Smooth Muscle Specific Ablation of CXCL12 in Mice Downregulates CXCR7 Associated with Defective Coronary Arteries and Cardiac Hypertrophy

The chemokine CXCL12 plays a fundamental role in cardiovascular development, cell trafficking, and myocardial repair. Human genome-wide association studies even have identified novel loci downstream of the CXCL12 gene locus associated with coronary artery disease and myocardial infarction. Nevertheless, cell and tissue specific effects of CXCL12 are barely understood. Since we detected high expression of CXCL12 in smooth muscle (SM) cells, we generated a SM22-alpha-Cre driven mouse model to ablate CXCL12 (SM-CXCL12(-/-)).
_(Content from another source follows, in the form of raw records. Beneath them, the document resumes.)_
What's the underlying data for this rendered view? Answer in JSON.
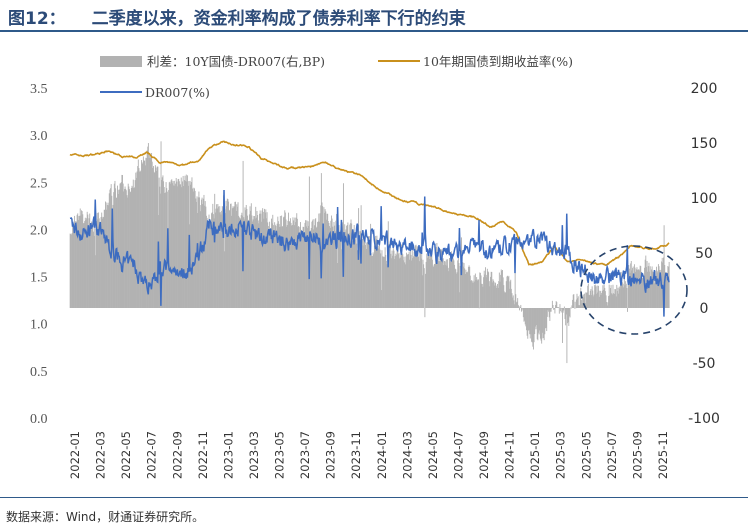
{
  "header": {
    "figure_no": "图12：",
    "title": "二季度以来，资金利率构成了债券利率下行的约束"
  },
  "source": "数据来源：Wind，财通证券研究所。",
  "chart_data": {
    "type": "area+line",
    "title": "二季度以来，资金利率构成了债券利率下行的约束",
    "legend": [
      {
        "name": "利差：10Y国债-DR007(右,BP)",
        "color": "#b2b2b2",
        "kind": "area"
      },
      {
        "name": "10年期国债到期收益率(%)",
        "color": "#c9901c",
        "kind": "line"
      },
      {
        "name": "DR007(%)",
        "color": "#3d6cc0",
        "kind": "line"
      }
    ],
    "left_axis": {
      "min": 0.0,
      "max": 3.5,
      "ticks": [
        "0.0",
        "0.5",
        "1.0",
        "1.5",
        "2.0",
        "2.5",
        "3.0",
        "3.5"
      ]
    },
    "right_axis": {
      "min": -100,
      "max": 200,
      "ticks": [
        "-100",
        "-50",
        "0",
        "50",
        "100",
        "150",
        "200"
      ]
    },
    "x_ticks": [
      "2022-01",
      "2022-03",
      "2022-05",
      "2022-07",
      "2022-09",
      "2022-11",
      "2023-01",
      "2023-03",
      "2023-05",
      "2023-07",
      "2023-09",
      "2023-11",
      "2024-01",
      "2024-03",
      "2024-05",
      "2024-07",
      "2024-09",
      "2024-11",
      "2025-01",
      "2025-03",
      "2025-05",
      "2025-07",
      "2025-09",
      "2025-11"
    ],
    "yield_10y_monthly": [
      2.8,
      2.78,
      2.8,
      2.83,
      2.78,
      2.76,
      2.82,
      2.72,
      2.7,
      2.68,
      2.72,
      2.88,
      2.93,
      2.9,
      2.88,
      2.76,
      2.7,
      2.65,
      2.65,
      2.67,
      2.7,
      2.65,
      2.6,
      2.56,
      2.45,
      2.38,
      2.3,
      2.28,
      2.25,
      2.22,
      2.16,
      2.15,
      2.12,
      2.03,
      2.08,
      1.98,
      1.63,
      1.65,
      1.82,
      1.65,
      1.68,
      1.65,
      1.62,
      1.7,
      1.83,
      1.8,
      1.8,
      1.85
    ],
    "dr007_monthly": [
      2.05,
      1.95,
      2.05,
      1.85,
      1.65,
      1.62,
      1.4,
      1.55,
      1.6,
      1.55,
      1.68,
      2.05,
      1.95,
      2.05,
      2.0,
      1.9,
      1.9,
      1.85,
      1.9,
      1.95,
      1.8,
      1.9,
      1.9,
      2.0,
      1.85,
      1.85,
      1.8,
      1.8,
      1.82,
      1.75,
      1.75,
      1.75,
      1.85,
      1.75,
      1.8,
      1.9,
      1.9,
      1.9,
      1.75,
      1.75,
      1.6,
      1.5,
      1.48,
      1.52,
      1.48,
      1.45,
      1.48,
      1.45
    ]
  }
}
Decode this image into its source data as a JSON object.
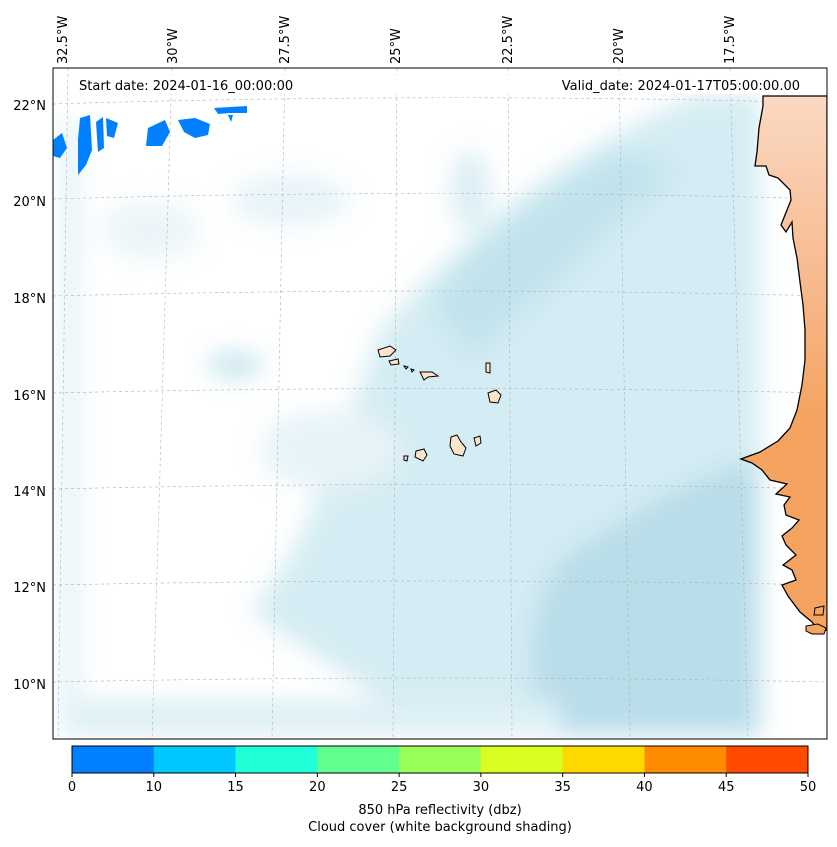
{
  "map": {
    "start_date": "Start date: 2024-01-16_00:00:00",
    "valid_date": "Valid_date: 2024-01-17T05:00:00.00",
    "lon_labels": [
      "32.5°W",
      "30°W",
      "27.5°W",
      "25°W",
      "22.5°W",
      "20°W",
      "17.5°W"
    ],
    "lat_labels": [
      "22°N",
      "20°N",
      "18°N",
      "16°N",
      "14°N",
      "12°N",
      "10°N"
    ],
    "colors": {
      "land": "#f4a460",
      "land_edge": "#000000",
      "cloud": "#add8e6",
      "grid": "#b0b0b0"
    }
  },
  "colorbar": {
    "ticks": [
      "0",
      "10",
      "15",
      "20",
      "25",
      "30",
      "35",
      "40",
      "45",
      "50"
    ],
    "colors": [
      "#0080ff",
      "#00c8ff",
      "#20ffd8",
      "#60ff90",
      "#98ff58",
      "#d8ff20",
      "#ffd800",
      "#ff8c00",
      "#ff4a00"
    ],
    "label_line1": "850 hPa reflectivity (dbz)",
    "label_line2": "Cloud cover (white background shading)"
  }
}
SM-CXCL12(-/-) mice revealed high embryonic lethality (50%) with developmental defects, including aberrant topology of coronary arteries. Postnatally, SM-CXCL12(-/-) mice developed severe cardiac hypertrophy associated with fibrosis, apoptotic cell death, impaired heart function, and severe coronary vascular defects characterized by thinned and dilated arteries. Transcriptome analyses showed specific upregulation of pathways associated with hypertrophic cardiomyopathy, collagen protein network, heart-related proteoglycans, and downregulation of the M2 macrophage modulators. CXCL12 mutants showed endothelial downregulation of the CXCL12 co-receptor CXCR7. Treatment of SM-CXCL12(-/-) mice with the CXCR7 agonist TC14012 attenuated cardiac hypertrophy associated with increased pERK signaling. Our data suggest a critical role of smooth muscle-specific CXCL12 in arterial development, vessel maturation, and cardiac hypertrophy. Pharmacological stimulation of CXCR7 might be a promising target to attenuate adverse hypertrophic remodeling.

Automated summary

The chemokine CXCL12 is essential in cardiovascular development, cell trafficking, and myocardial repair, with downstream loci associated with coronary artery disease and myocardial infarction identified through human genome-wide association studies. A study using a mouse model lacking CXCL12 in smooth muscle cells showed high embryonic lethality and developmental defects, highlighting the critical role of smooth muscle-specific CXCL12 in arterial development and cardiac hypertrophy. Pharmacological stimulation of CXCR7 might be a promising approach to attenuate adverse hypertrophic remodeling.